State loses business; group urges governor to offer incentives

By CAROL RYAN DUMAS

Capital Press

Western United Dairymen are urging California Gov. Jerry Brown to form a public-private partnership to identify and provide incentives to expand dairy milk processing capacity in the state.

The lack of plant capacity in the state is at the root of the current financial crisis faced by many California dairymen, Western United's President Tom Barcellos and CEO Michael Marsh said in a letter to the governor.

The regulatory environment in the state discourages businesses, Marsh said Dec. 11.

Processors can get permitting to build a plant in other states in 90 to 100 days, compared to several years in California, he said.

Processors, such as Nestle and Chobani, have looked at locating in the state, the largest milk shed in the country, but decided to go elsewhere where the business climate is friendlier, he said.

Nestle wanted to site its largest-in-the-world bottling facility in California several years ago, but decided against it and took its business to Indiana. The regulatory process took too long and the likelihood of being sued by environmental groups was too great, he said.

Nestle's analysis of the business climate in California was that bureaucrats in other states rolled out the red carpet for the company and California rolled out the red tape, he said.

"The state's less friendly business environment is often cited as a major reason for locating plants elsewhere," the letter to Brown stated.

California needs to streamline the permitting process so processors will invest in the state, building processing capacity and driving additional competition for the state's milk production, Marsh said.

More competition, through new or expanded processing, would raise prices to dairymen, create jobs and build the state's economy, he said.

Western United pointed out a successful agreement with Samsung about a year ago that included financial incentives and expedited permitting and led to a new electronics operation in the state.

Western United is urging the governor to take similar measures to attract dairy processing investments.

Some existing processors in the state appear to have plans to expand but are looking for a favorable climate in which to do that. Others have come shopping but opted for states that better understand the needs of the industry, said Rachel Kaldor, executive director of Dairy Institute of California, which represents processors.

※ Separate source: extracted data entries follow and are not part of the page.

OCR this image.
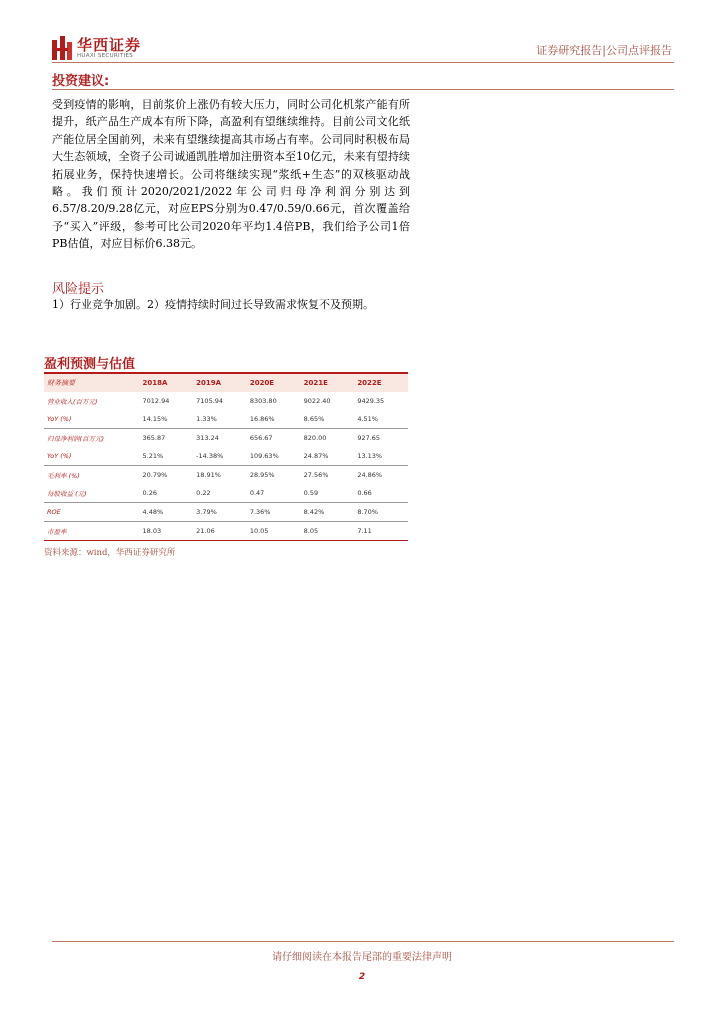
华西证券
HUAXI SECURITIES	证券研究报告|公司点评报告
投资建议:
受到疫情的影响，目前浆价上涨仍有较大压力，同时公司化机浆产能有所提升，纸产品生产成本有所下降，高盈利有望继续维持。目前公司文化纸产能位居全国前列，未来有望继续提高其市场占有率。公司同时积极布局大生态领域，全资子公司诚通凯胜增加注册资本至10亿元，未来有望持续拓展业务，保持快速增长。公司将继续实现“浆纸+生态”的双核驱动战略。我们预计2020/2021/2022年公司归母净利润分别达到6.57/8.20/9.28亿元，对应EPS分别为0.47/0.59/0.66元，首次覆盖给予“买入”评级，参考可比公司2020年平均1.4倍PB，我们给予公司1倍PB估值，对应目标价6.38元。
风险提示
1）行业竞争加剧。2）疫情持续时间过长导致需求恢复不及预期。
盈利预测与估值
财务摘要	2018A	2019A	2020E	2021E	2022E
营业收入(百万元)	7012.94	7105.94	8303.80	9022.40	9429.35
YoY (%)	14.15%	1.33%	16.86%	8.65%	4.51%
归母净利润(百万元)	365.87	313.24	656.67	820.00	927.65
YoY (%)	5.21%	-14.38%	109.63%	24.87%	13.13%
毛利率 (%)	20.79%	18.91%	28.95%	27.56%	24.86%
每股收益 (元)	0.26	0.22	0.47	0.59	0.66
ROE	4.48%	3.79%	7.36%	8.42%	8.70%
市盈率	18.03	21.06	10.05	8.05	7.11
资料来源：wind，华西证券研究所
请仔细阅读在本报告尾部的重要法律声明
2
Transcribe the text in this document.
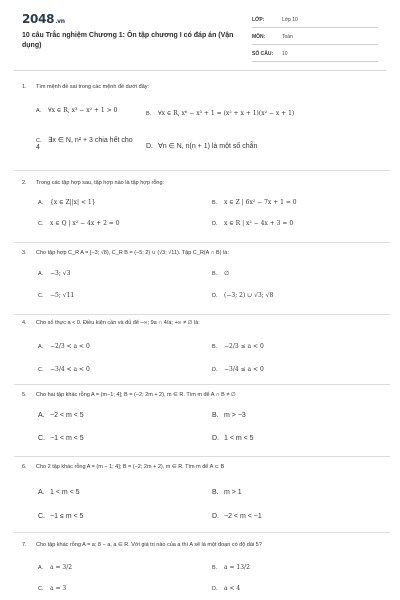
2048.vn
10 câu Trắc nghiệm Chương 1: Ôn tập chương I có đáp án (Vận dụng)
LỚP:	Lớp 10
MÔN:	Toán
SỐ CÂU: 10
1. Tìm mệnh đề sai trong các mệnh đề dưới đây:
A. ∀x ∈ R, x³ − x² + 1 > 0	B. ∀x ∈ R, x⁶ − x³ + 1 = (x² + x + 1)(x² − x + 1)
C. ∃x ∈ N, n² + 3 chia hết cho 4	D. ∀n ∈ N, n(n + 1) là một số chẵn
2. Trong các tập hợp sau, tập hợp nào là tập hợp rỗng:
A. {x ∈ Z||x| < 1}	B. x ∈ Z | 6x² − 7x + 1 = 0
C. x ∈ Q | x² − 4x + 2 = 0	D. x ∈ R | x² − 4x + 3 = 0
3. Cho tập hợp C_R A = [−3; √8), C_R B = (−5; 2) ∪ (√3; √11). Tập C_R(A ∩ B) là:
A. −3; √3	B. ∅
C. −5; √11	D. (−3; 2) ∪ √3; √8
4. Cho số thực a < 0. Điều kiện cần và đủ để −∞; 9a ∩ 4/a; +∞ ≠ ∅ là:
A. −2/3 < a < 0	B. −2/3 ≤ a < 0
C. −3/4 < a < 0	D. −3/4 ≤ a < 0
5. Cho hai tập khác rỗng A = (m−1; 4]; B = (−2; 2m + 2), m ∈ R. Tìm m để A ∩ B ≠ ∅
A. −2 < m < 5	B. m > −3
C. −1 < m < 5	D. 1 < m < 5
6. Cho 2 tập khác rỗng A = (m − 1; 4]; B = (−2; 2m + 2), m ∈ R. Tìm m để A ⊂ B
A. 1 < m < 5	B. m > 1
C. −1 ≤ m < 5	D. −2 < m < −1
7. Cho tập khác rỗng A = a; 8 − a, a ∈ R. Với giá trị nào của a thì A sẽ là một đoạn có độ dài 5?
A. a = 3/2	B. a = 13/2
C. a = 3	D. a < 4
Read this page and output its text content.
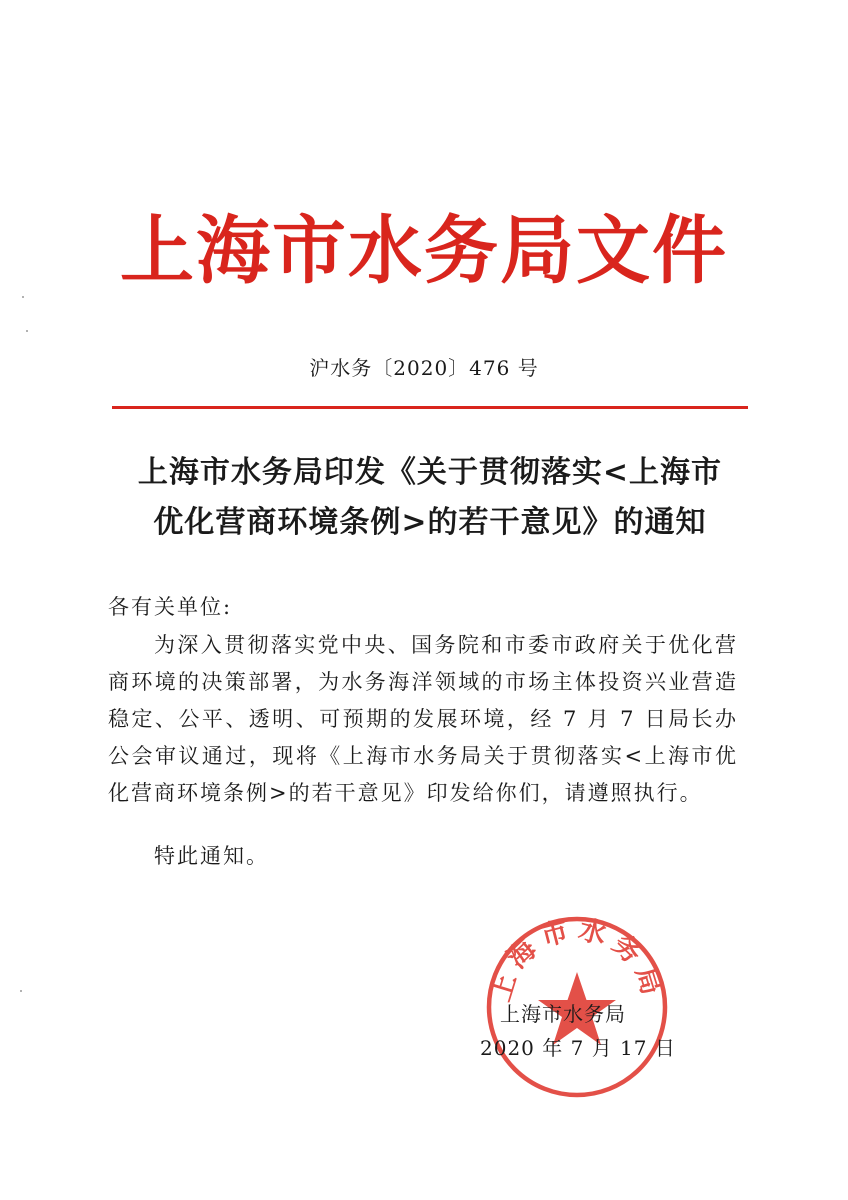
上海市水务局文件
沪水务〔2020〕476 号
上海市水务局印发《关于贯彻落实<上海市
优化营商环境条例>的若干意见》的通知
各有关单位:
为深入贯彻落实党中央、国务院和市委市政府关于优化营商环境的决策部署，为水务海洋领域的市场主体投资兴业营造稳定、公平、透明、可预期的发展环境，经 7 月 7 日局长办公会审议通过，现将《上海市水务局关于贯彻落实<上海市优化营商环境条例>的若干意见》印发给你们，请遵照执行。
特此通知。
上海市水务局
上海市水务局
2020 年 7 月 17 日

"I think cheese manufacturers would welcome a business environment and regulatory environment that encourages more capacity," she said.

The big producer co-ops are also in the processing business and are challenged with finding a home for some of their milk. That milk is leaving the state at deeply discounted prices and coming back as competing products, she said.

Processors would rather have a balanced milk supply and processing capacity and be able to manage for better returns for producers.

More capacity, more competition and higher milk prices is far better than imbalance and would benefit the industry as a whole, she said.

In addition to regulatory relief, the question of incentives being offered is also a huge consideration, she said.

Taxes are another challenging issue in the state, with just about every tax in the state hiked to address California's budget deficit, Marsh said.

The agreement with Samsung included tax credits, fee reductions for construction taxes, and a 10-year utility tax rebate. Such measure could be used to attract dairy processors, he said.